| New York Court of Chancery | Oct 15, 1895

The Chancellor.

Two questions present themselves — -first, whether the existence of the right of way claimed by the complainant is established by the pleadings, taking the answer as true; and second, whether the defendant can require the complainant to accept the substitute it offers for the complainant’s original crossing over the strip conveyed to it by Brewster.

*49First. We have, in the bill and answer, this posture of allegation : The complainant asserts an easement in the private way in himself and the defendant denies it. The complainant adds that in 1893 he sued at law in tort for damages because of the obstruction to the identical easement claimed and, upon issue raised by the defendant’s plea of not guilty, he recovered damages. The defendant admits this to be true.

To so recover the complainant had to show (1) the existence of a right to himself in the easement, and (2) the obstruction of the easement. Failing in either particular, the judgment must have been against him. I think that his recovery in that action against the virtual owner of the land establishes the existence of his right to the easement at the time when that suit was brought, and is prima facie evidence of the continuance thereof. Parker v. Standish, 3 Pick. 288.

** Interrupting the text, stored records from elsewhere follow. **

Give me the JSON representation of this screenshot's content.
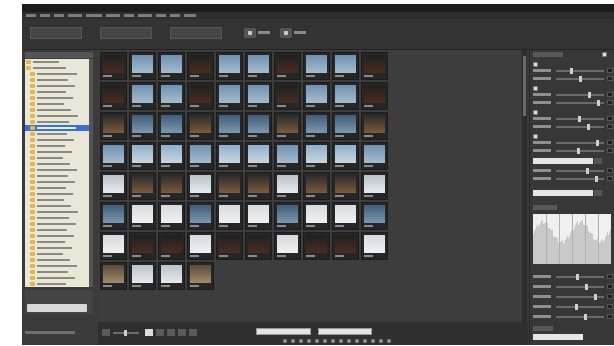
{
  "window": {
    "title": ""
  },
  "colors": {
    "folder": "#e2b64a",
    "selection": "#3b6fd8",
    "canvas": "#3a3a3a",
    "tree_bg": "#e9e7d8"
  },
  "toolbar": {
    "tabs": [
      "",
      "",
      ""
    ]
  },
  "icons": [
    "rotate-icon",
    "grid-view-icon",
    "list-view-icon",
    "single-view-icon",
    "folder-icon",
    "histogram-icon",
    "scrollbar-icon"
  ],
  "bottom": {
    "sort_value": "",
    "filter_value": ""
  },
  "right_panel": {
    "title": ""
  }
}
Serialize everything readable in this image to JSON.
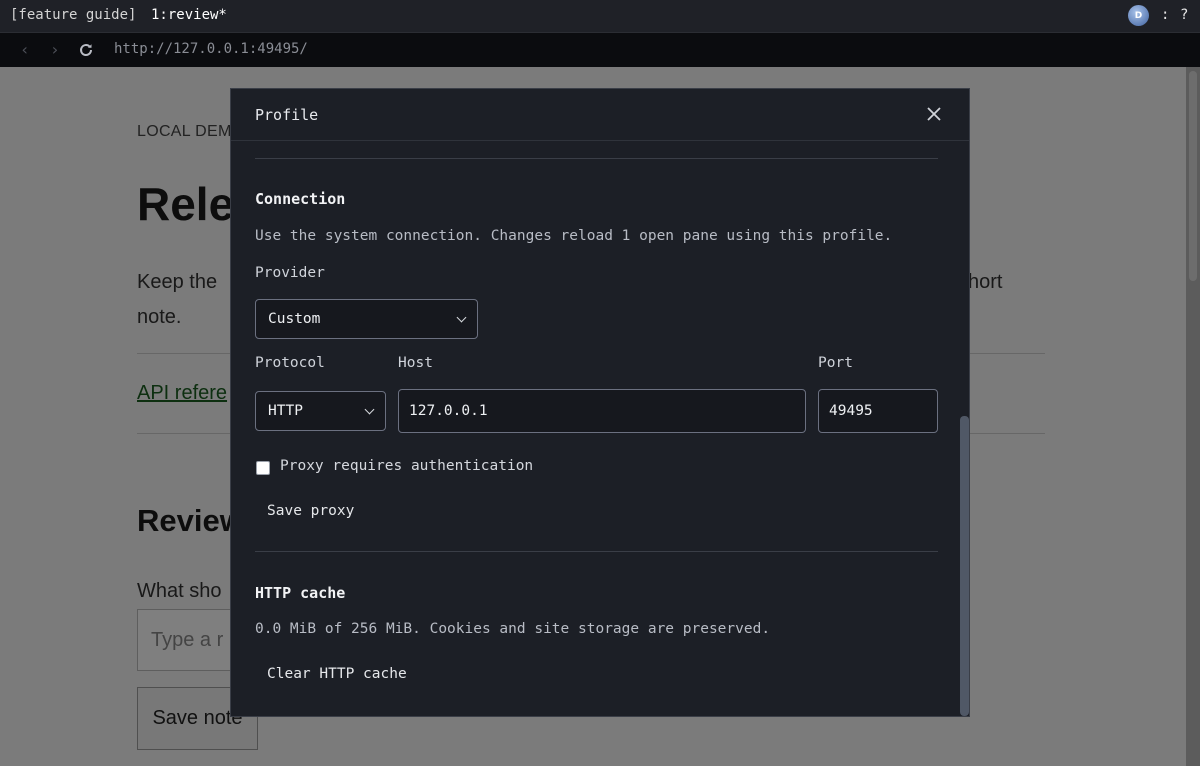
{
  "titlebar": {
    "session": "[feature guide]",
    "tab": "1:review*",
    "avatar_initial": "D",
    "more": ":",
    "help": "?"
  },
  "urlbar": {
    "back_icon": "chevron-left-icon",
    "forward_icon": "chevron-right-icon",
    "reload_icon": "reload-icon",
    "url": "http://127.0.0.1:49495/"
  },
  "page": {
    "eyebrow": "LOCAL DEM",
    "title": "Rele",
    "lead_start": "Keep the",
    "lead_tail": "hort",
    "lead_line2": "note.",
    "link": "API refere",
    "section_heading": "Review",
    "question": "What sho",
    "input_placeholder": "Type a r",
    "save_note": "Save note"
  },
  "modal": {
    "title": "Profile",
    "close_icon": "close-icon",
    "connection": {
      "heading": "Connection",
      "description": "Use the system connection. Changes reload 1 open pane using this profile.",
      "provider_label": "Provider",
      "provider_value": "Custom",
      "protocol_label": "Protocol",
      "protocol_value": "HTTP",
      "host_label": "Host",
      "host_value": "127.0.0.1",
      "port_label": "Port",
      "port_value": "49495",
      "auth_label": "Proxy requires authentication",
      "auth_checked": false,
      "save_proxy": "Save proxy"
    },
    "cache": {
      "heading": "HTTP cache",
      "description": "0.0 MiB of 256 MiB. Cookies and site storage are preserved.",
      "clear_button": "Clear HTTP cache"
    }
  }
}
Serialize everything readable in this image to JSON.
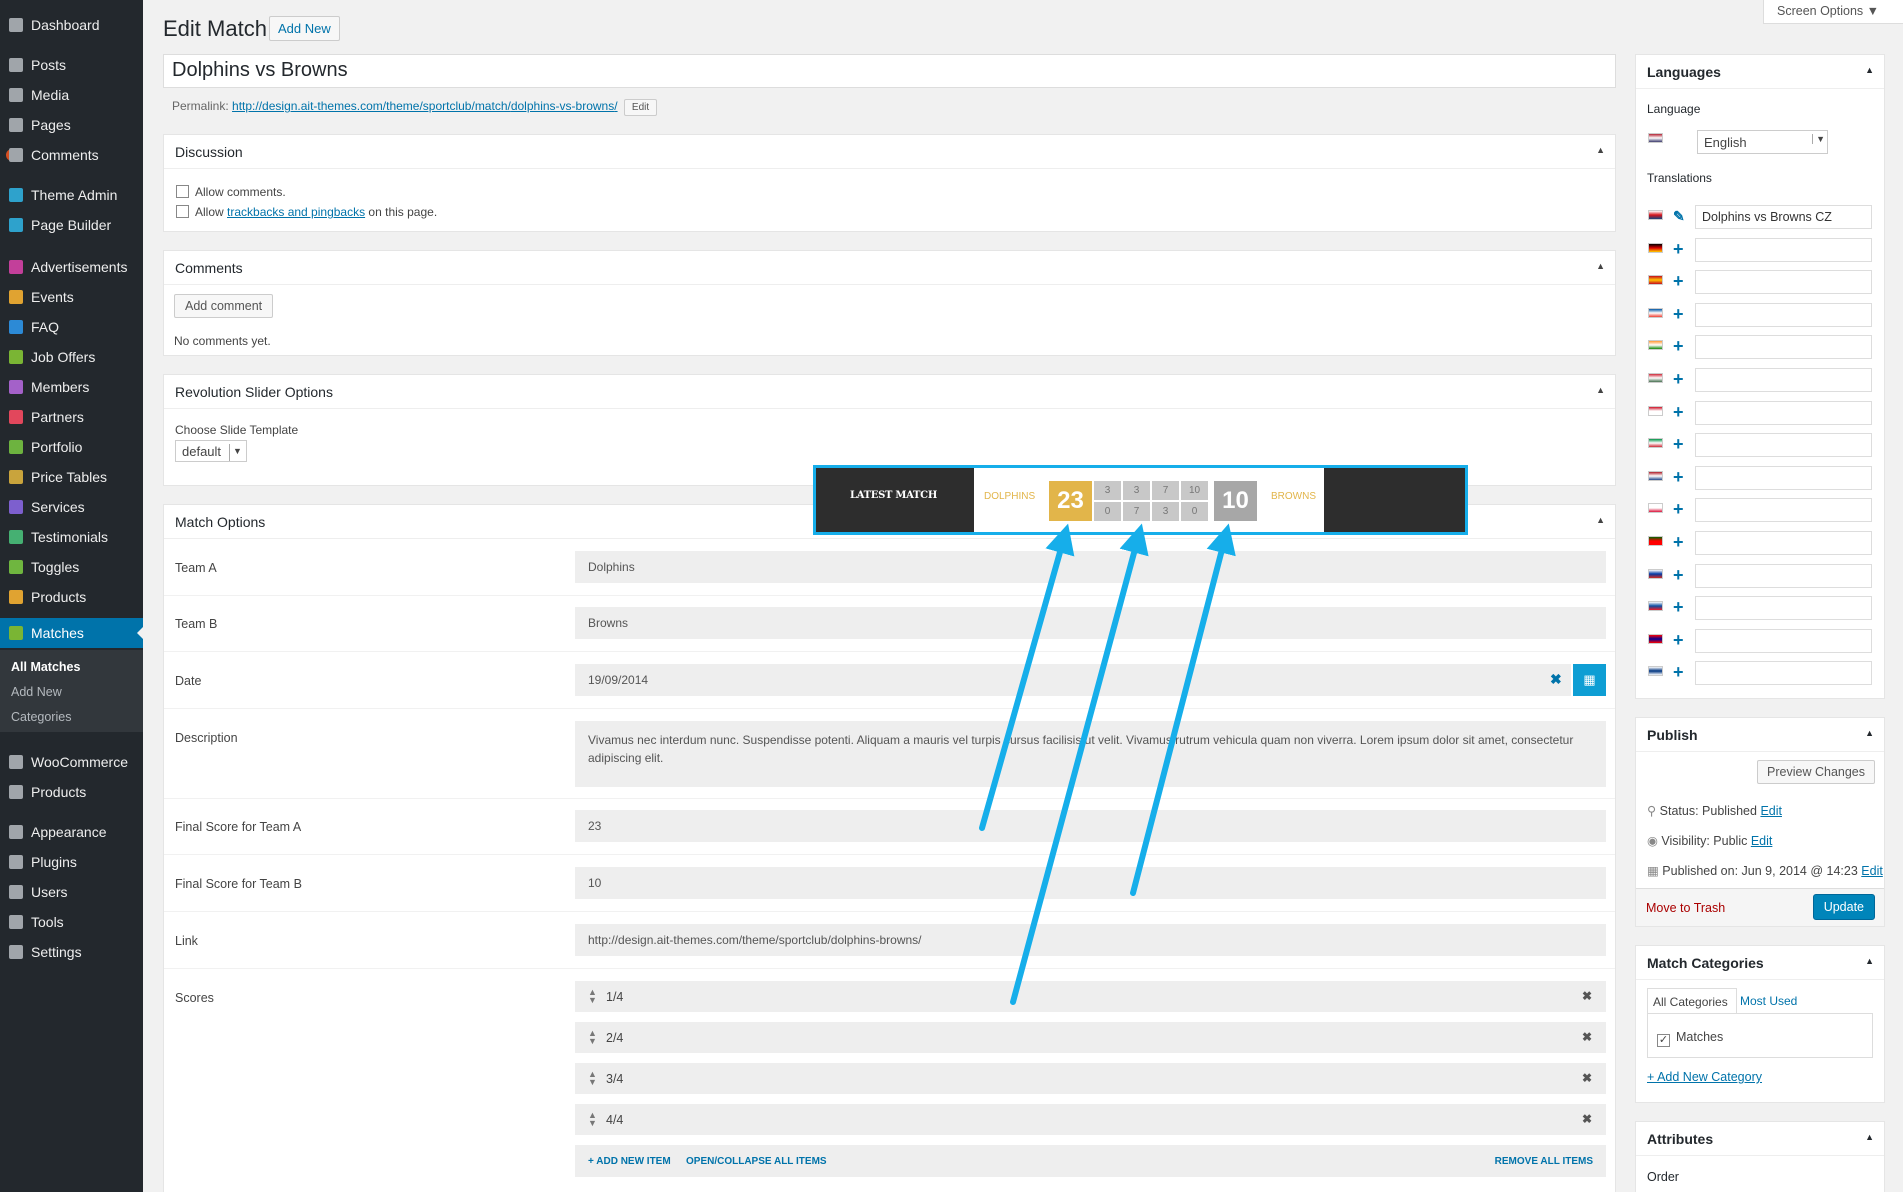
{
  "sidebar": {
    "items": [
      {
        "label": "Dashboard",
        "icon": "dashboard-icon",
        "color": "#a0a5aa"
      },
      {
        "label": "Posts",
        "icon": "pin-icon",
        "color": "#a0a5aa"
      },
      {
        "label": "Media",
        "icon": "media-icon",
        "color": "#a0a5aa"
      },
      {
        "label": "Pages",
        "icon": "pages-icon",
        "color": "#a0a5aa"
      },
      {
        "label": "Comments",
        "icon": "comment-icon",
        "color": "#a0a5aa",
        "badge": "2"
      },
      {
        "label": "Theme Admin",
        "icon": "theme-admin-icon",
        "color": "#2ea2cc"
      },
      {
        "label": "Page Builder",
        "icon": "page-builder-icon",
        "color": "#2ea2cc"
      },
      {
        "label": "Advertisements",
        "icon": "advertisements-icon",
        "color": "#c33f9a"
      },
      {
        "label": "Events",
        "icon": "events-icon",
        "color": "#e0a331"
      },
      {
        "label": "FAQ",
        "icon": "faq-icon",
        "color": "#2c8ad6"
      },
      {
        "label": "Job Offers",
        "icon": "job-offers-icon",
        "color": "#7ab534"
      },
      {
        "label": "Members",
        "icon": "members-icon",
        "color": "#a461c9"
      },
      {
        "label": "Partners",
        "icon": "partners-icon",
        "color": "#e2475c"
      },
      {
        "label": "Portfolio",
        "icon": "portfolio-icon",
        "color": "#6db33f"
      },
      {
        "label": "Price Tables",
        "icon": "price-tables-icon",
        "color": "#c9a43c"
      },
      {
        "label": "Services",
        "icon": "services-icon",
        "color": "#7d5fce"
      },
      {
        "label": "Testimonials",
        "icon": "testimonials-icon",
        "color": "#45b072"
      },
      {
        "label": "Toggles",
        "icon": "toggles-icon",
        "color": "#6fb63f"
      },
      {
        "label": "Products",
        "icon": "products-icon",
        "color": "#e0a331"
      },
      {
        "label": "Matches",
        "icon": "matches-icon",
        "color": "#7ab534",
        "current": true
      },
      {
        "label": "WooCommerce",
        "icon": "woocommerce-icon",
        "color": "#a0a5aa"
      },
      {
        "label": "Products",
        "icon": "box-icon",
        "color": "#a0a5aa"
      },
      {
        "label": "Appearance",
        "icon": "appearance-icon",
        "color": "#a0a5aa"
      },
      {
        "label": "Plugins",
        "icon": "plugins-icon",
        "color": "#a0a5aa"
      },
      {
        "label": "Users",
        "icon": "users-icon",
        "color": "#a0a5aa"
      },
      {
        "label": "Tools",
        "icon": "tools-icon",
        "color": "#a0a5aa"
      },
      {
        "label": "Settings",
        "icon": "settings-icon",
        "color": "#a0a5aa"
      }
    ],
    "submenu": [
      "All Matches",
      "Add New",
      "Categories"
    ]
  },
  "header": {
    "title": "Edit Match",
    "add_new": "Add New",
    "screen_options": "Screen Options ▼"
  },
  "post": {
    "title": "Dolphins vs Browns",
    "permalink_label": "Permalink:",
    "permalink_base": "http://design.ait-themes.com/theme/sportclub/match/",
    "permalink_slug": "dolphins-vs-browns",
    "permalink_trail": "/",
    "edit": "Edit"
  },
  "discussion": {
    "title": "Discussion",
    "allow_comments": "Allow comments.",
    "allow_pre": "Allow ",
    "allow_link": "trackbacks and pingbacks",
    "allow_post": " on this page."
  },
  "comments": {
    "title": "Comments",
    "add": "Add comment",
    "none": "No comments yet."
  },
  "slider": {
    "title": "Revolution Slider Options",
    "choose": "Choose Slide Template",
    "value": "default"
  },
  "match": {
    "title": "Match Options",
    "team_a_label": "Team A",
    "team_a": "Dolphins",
    "team_b_label": "Team B",
    "team_b": "Browns",
    "date_label": "Date",
    "date": "19/09/2014",
    "desc_label": "Description",
    "desc": "Vivamus nec interdum nunc. Suspendisse potenti. Aliquam a mauris vel turpis cursus facilisis ut velit. Vivamus rutrum vehicula quam non viverra. Lorem ipsum dolor sit amet, consectetur adipiscing elit.",
    "score_a_label": "Final Score for Team A",
    "score_a": "23",
    "score_b_label": "Final Score for Team B",
    "score_b": "10",
    "link_label": "Link",
    "link": "http://design.ait-themes.com/theme/sportclub/dolphins-browns/",
    "scores_label": "Scores",
    "scores": [
      "1/4",
      "2/4",
      "3/4",
      "4/4"
    ],
    "add_item": "+ ADD NEW ITEM",
    "toggle_items": "OPEN/COLLAPSE ALL ITEMS",
    "remove_items": "REMOVE ALL ITEMS"
  },
  "languages": {
    "title": "Languages",
    "language_label": "Language",
    "language": "English",
    "translations_label": "Translations",
    "rows": [
      {
        "flag": "cz-flag",
        "colors": [
          "#fff",
          "#d7141a",
          "#11457e"
        ],
        "value": "Dolphins vs Browns CZ",
        "action": "pencil-icon"
      },
      {
        "flag": "de-flag",
        "colors": [
          "#000",
          "#dd0000",
          "#ffce00"
        ],
        "value": "",
        "action": "plus-icon"
      },
      {
        "flag": "es-flag",
        "colors": [
          "#c60b1e",
          "#ffc400",
          "#c60b1e"
        ],
        "value": "",
        "action": "plus-icon"
      },
      {
        "flag": "fr-flag",
        "colors": [
          "#0055a4",
          "#fff",
          "#ef4135"
        ],
        "value": "",
        "action": "plus-icon"
      },
      {
        "flag": "in-flag",
        "colors": [
          "#ff9933",
          "#fff",
          "#138808"
        ],
        "value": "",
        "action": "plus-icon"
      },
      {
        "flag": "hu-flag",
        "colors": [
          "#ce2939",
          "#fff",
          "#477050"
        ],
        "value": "",
        "action": "plus-icon"
      },
      {
        "flag": "id-flag",
        "colors": [
          "#ce1126",
          "#fff",
          "#fff"
        ],
        "value": "",
        "action": "plus-icon"
      },
      {
        "flag": "it-flag",
        "colors": [
          "#009246",
          "#fff",
          "#ce2b37"
        ],
        "value": "",
        "action": "plus-icon"
      },
      {
        "flag": "nl-flag",
        "colors": [
          "#ae1c28",
          "#fff",
          "#21468b"
        ],
        "value": "",
        "action": "plus-icon"
      },
      {
        "flag": "pl-flag",
        "colors": [
          "#fff",
          "#fff",
          "#dc143c"
        ],
        "value": "",
        "action": "plus-icon"
      },
      {
        "flag": "pt-flag",
        "colors": [
          "#006600",
          "#ff0000",
          "#ff0000"
        ],
        "value": "",
        "action": "plus-icon"
      },
      {
        "flag": "ru-flag",
        "colors": [
          "#fff",
          "#0039a6",
          "#d52b1e"
        ],
        "value": "",
        "action": "plus-icon"
      },
      {
        "flag": "sk-flag",
        "colors": [
          "#fff",
          "#0b4ea2",
          "#ee1c25"
        ],
        "value": "",
        "action": "plus-icon"
      },
      {
        "flag": "tw-flag",
        "colors": [
          "#fe0000",
          "#000095",
          "#fe0000"
        ],
        "value": "",
        "action": "plus-icon"
      },
      {
        "flag": "fi-flag",
        "colors": [
          "#fff",
          "#003580",
          "#fff"
        ],
        "value": "",
        "action": "plus-icon"
      }
    ]
  },
  "publish": {
    "title": "Publish",
    "preview": "Preview Changes",
    "status_label": "Status:",
    "status": "Published",
    "visibility_label": "Visibility:",
    "visibility": "Public",
    "published_label": "Published on:",
    "published": "Jun 9, 2014 @ 14:23",
    "edit": "Edit",
    "trash": "Move to Trash",
    "update": "Update"
  },
  "categories": {
    "title": "Match Categories",
    "tab_all": "All Categories",
    "tab_used": "Most Used",
    "item": "Matches",
    "add": "+ Add New Category"
  },
  "attributes": {
    "title": "Attributes",
    "order": "Order"
  },
  "latest_match": {
    "label": "LATEST MATCH",
    "team_a": "DOLPHINS",
    "score_a": "23",
    "team_b": "BROWNS",
    "score_b": "10",
    "quarters_a": [
      "3",
      "3",
      "7",
      "10"
    ],
    "quarters_b": [
      "0",
      "7",
      "3",
      "0"
    ],
    "accent": "#e2b54a",
    "gray": "#a7a7a7",
    "arrow": "#16aeea"
  }
}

blow, the answer avers that if the complainant ever had the easement he has lost it by non-user, the specification of which manner of loss impliedly excluding claim of loss in any other way. If the complainant had the easement in 1893, as his recovery establishes, his loss by non-user must have occurred since that time. , It is not alleged that circumstances indicative of an intention to abandon the easement accompanied the nonuser, so that a presumption of release arises, exist. The allegation is of mere cesser of use, which could not have continued more than two years. The easement cannot be thus easily lost. Godd. Easem. 466. So understanding the allegations of the answer, I think that the complainant’s right is in effect admitted.

Second. I am also satisfied that the defendant is without power to change the location of the complainant’s right of way and substitute another way for it. Jennison v. Walker, 11 Gray 423; Bannon v. Angier, 2 Allen 128; Smith v. Lee, 14 Gray 473; Chandler v. Jamaica Pond Aqueduct, 125 Mass. 550.

Third. In determining what relief the court should afford the complainant, it is considered that he stood by while the defendant, so far as appears, without knowledge of his right, erected its railway embankment and built its railroad thereon, permitting it to make expenditures which a timely assertion of his *50right might have enabled it to save, and, on the other hand, that his right is established, and unless this court shall interfere, it is apparent that repeated lawsuits must be resorted to in order to secure him from time to time compensation for the damages which he will continually suffer. Under the circumstances it will be equitable, I think, to allow the defendant six months within which to condemn the complainant’s right of way, and if within that time or within such further time as, upon its application, the court may think proper to allow, the right of way shall not be condemned, it will be decreed that the defendant shall remove the obstruction.